“Heavens!” cried he. “Isn't that enough?”
“An engagement isn't an occupation.”
“Isn't it, by Jove?” He laughed boyishly. “I manage, however, to squeeze in a bit of work now and then. The mater has always got plenty on hand for me, and I do things for Raggles. He has been awfully decent. The first time I met him or any of the chiefs after the election I was in a blue funk. But no one seemed to blame me; they all said they were sorry; and now Raggles is looking out for a constituency for me to nurse for the next General Election. Then things will hum, I promise you!”
He waved his cigar with the air of a young paladin about to conquer the world. In spite of my own depression, I could not help smiling with gladness at the sight of him. With his extravagantly cut waistcoat, his elaborately exquisite white tie, his perfectly fitting evening clothes, with his supple ease of body, his charming manner, the preposterous fellow made as gallant a show as any ruffling blade in powder and red-heeled shoes. He had acquired, too, an extra touch of manhood since I had seen him last. I felt proud of him, conscious that to the making of him I had to some small degree contributed.

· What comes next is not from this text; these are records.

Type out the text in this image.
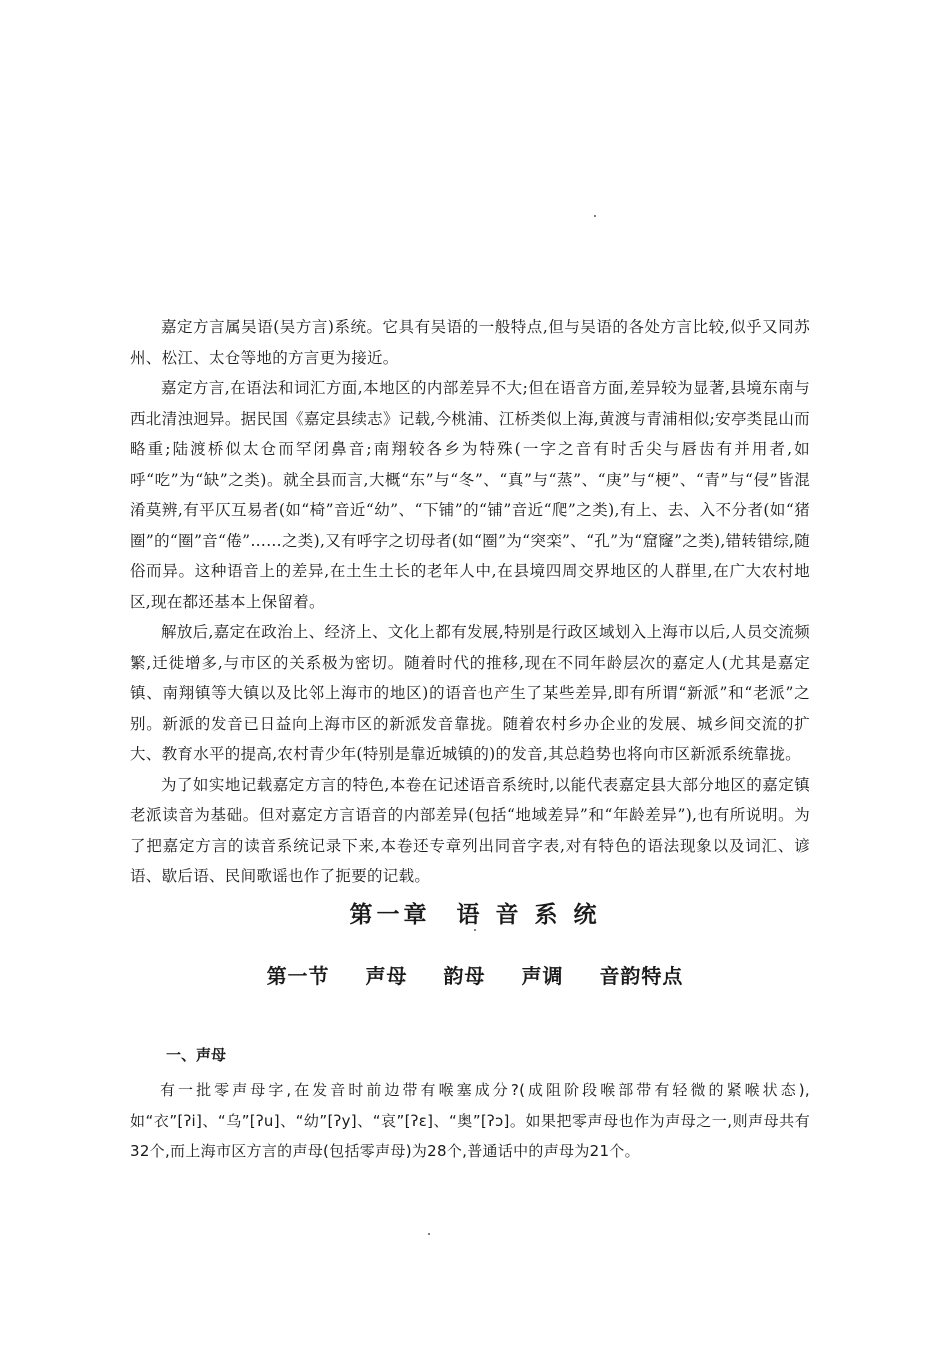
嘉定方言属吴语(吴方言)系统。它具有吴语的一般特点,但与吴语的各处方言比较,似乎又同苏州、松江、太仓等地的方言更为接近。

嘉定方言,在语法和词汇方面,本地区的内部差异不大;但在语音方面,差异较为显著,县境东南与西北清浊迥异。据民国《嘉定县续志》记载,今桃浦、江桥类似上海,黄渡与青浦相似;安亭类昆山而略重;陆渡桥似太仓而罕闭鼻音;南翔较各乡为特殊(一字之音有时舌尖与唇齿有并用者,如呼“吃”为“缺”之类)。就全县而言,大概“东”与“冬”、“真”与“蒸”、“庚”与“梗”、“青”与“侵”皆混淆莫辨,有平仄互易者(如“椅”音近“幼”、“下铺”的“铺”音近“爬”之类),有上、去、入不分者(如“猪圈”的“圈”音“倦”……之类),又有呼字之切母者(如“圈”为“突栾”、“孔”为“窟窿”之类),错转错综,随俗而异。这种语音上的差异,在土生土长的老年人中,在县境四周交界地区的人群里,在广大农村地区,现在都还基本上保留着。

解放后,嘉定在政治上、经济上、文化上都有发展,特别是行政区域划入上海市以后,人员交流频繁,迁徙增多,与市区的关系极为密切。随着时代的推移,现在不同年龄层次的嘉定人(尤其是嘉定镇、南翔镇等大镇以及比邻上海市的地区)的语音也产生了某些差异,即有所谓“新派”和“老派”之别。新派的发音已日益向上海市区的新派发音靠拢。随着农村乡办企业的发展、城乡间交流的扩大、教育水平的提高,农村青少年(特别是靠近城镇的)的发音,其总趋势也将向市区新派系统靠拢。

为了如实地记载嘉定方言的特色,本卷在记述语音系统时,以能代表嘉定县大部分地区的嘉定镇老派读音为基础。但对嘉定方言语音的内部差异(包括“地域差异”和“年龄差异”),也有所说明。为了把嘉定方言的读音系统记录下来,本卷还专章列出同音字表,对有特色的语法现象以及词汇、谚语、歇后语、民间歌谣也作了扼要的记载。

第一章 语 音 系 统
第一节 声母 韵母 声调 音韵特点
一、声母

有一批零声母字,在发音时前边带有喉塞成分?(成阻阶段喉部带有轻微的紧喉状态),如“衣”[ʔi]、“乌”[ʔu]、“幼”[ʔy]、“哀”[ʔɛ]、“奥”[ʔɔ]。如果把零声母也作为声母之一,则声母共有32个,而上海市区方言的声母(包括零声母)为28个,普通话中的声母为21个。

“You must come out and lunch with Maisie and me one day this week,” said he. “She would love to see you.”
“Wait till you're married,” said I, “and then we'll consider it. At present Maisie is under the social dominion of her parents.”
“Well—what of it?”
“Just that,” said I.
Then the truth dawned on him. He grew excited and said it was damnable. He wasn't going to stand by and see people believe a lot of scandalous lies about me. He had no idea people had given me the cold shoulder. He would jolly well (such were his words) take a something (I forget the adjective) megaphone and trumpet about society what a splendid fellow I was.
“I'll tell everybody the whole silly-ass story about myself from beginning to end,” he declared.